A faculty researcher wrote that "Dat has been central to my research
program here at Binghamton" and "these initial, critical results
strengthened my research proposals and undoubtedly helped me obtain funding
from the NSF Career Program."
Kristin Weingartner,
PhD candidate in psychology, seeks to identify factors that influence
the retrieval of information from memory during reading in her research.

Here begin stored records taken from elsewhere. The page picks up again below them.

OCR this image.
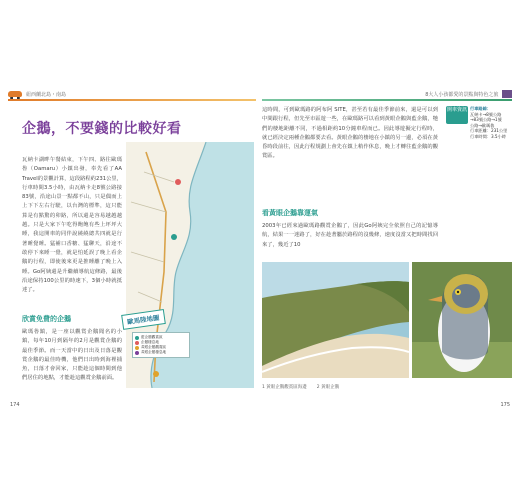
紐西蘭北島・南島
企鵝，不要錢的比較好看
瓦納卡湖畔午餐結束，下午四、路往歐瑪魯（Oamaru）小鎮出發，奉先看了AA Travel的景觀計算，這段路程約231公里，行車時間3.5小時，由瓦納卡走8號公路接83號，沿途山景一點都不山，只是偶而上上下下左右行駛，以台灣的標準，這只能算是有點驚的卯路，所以還是容易越越越越。只是大家下午吃得飽飽有些上坪坪大睡，我這開車的同伴說繞繞總共四就是行著睡覺睡。猛補口香糖、猛聊天，沿途不敢停下來睡一覺，就是怕延誤了晚上看企鵝的行程，即使後來更是推睡離了晚上入睡。Go阿姨還是升繼續導航這條路，最後沿途保持100公里的時速下，3個小時就抵達了。
欣賞免費的企鵝
歐瑪魯鎮，是一座以觀賞企鵝聞名的小鎮，每年10月到隔年的2月是觀賞企鵝的最佳季節。而一天當中的日出及日落是觀賞企鵝的最佳時機，他們日出時到海裡捕魚，日落才會回家，只能趁這個時間到他們居住的地點，才能趁這觀賞企鵝前面。
歐馬陸地圖
藍企鵝觀賞區
企鵝棲息地
黃眼企鵝觀賞區
黃眼企鵝棲息地
174
8大人小孩都愛的景點與特色之旅

這時間，可到歐瑪路的阿布阿 SITE，甚至若有最佳季節前來，還是可以到中間跟行程，但先至市區遊一些，在歐瑪路可以看到黃眼企鵝與藍企鵝，牠們的棲地距離不同，不過相距約10分鐘車程而已。因此導遊擬定行程時，就已經決定兩種企鵝都要去看。黃眼企鵝的棲地在小鎮的另一邊，必須在黃昏時段前往，因此行程規劃上會先在鎮上稍作休息，晚上才轉往藍企鵝的觀賞區。
開車資訊 行車路線：
瓦納卡→8號公路
→83號公路→1號
公路→歐瑪魯
行車距離：231公里
行車時間：3.5小時
看黃眼企鵝靠運氣
2003年已經來過歐瑪路觀賞企鵝了，因此Go阿姨完全依照自己的記憶導航，結果一一迷路了，好在趁著屬於路程的沒幾條，速度沒當又把時間找回來了，幾近了10
1 黃眼企鵝觀賞區海邊 2 黃眼企鵝
175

Her focus is on cognitive bias: once people settle on an interpretation
of an ambiguous stimulus, they fail to appreciate its ambiguity or the
possibility of alternative interpretations. She has found that readers
devote different amounts of attention to processing different, or competing,
inputs of related concepts, and this affects how they are able to learn
new or make more subtle interpretations. She has two major papers published,
three more in the pipeline and three presentations to her credit. A faculty
advisor wrote that Weingartner can take a research project from inception to publication "without faltering" and that she "possesses a wonderful and unusual combination of self-motivation with the ability to attend for long hours, she always seems to be have fun, regardless of the task."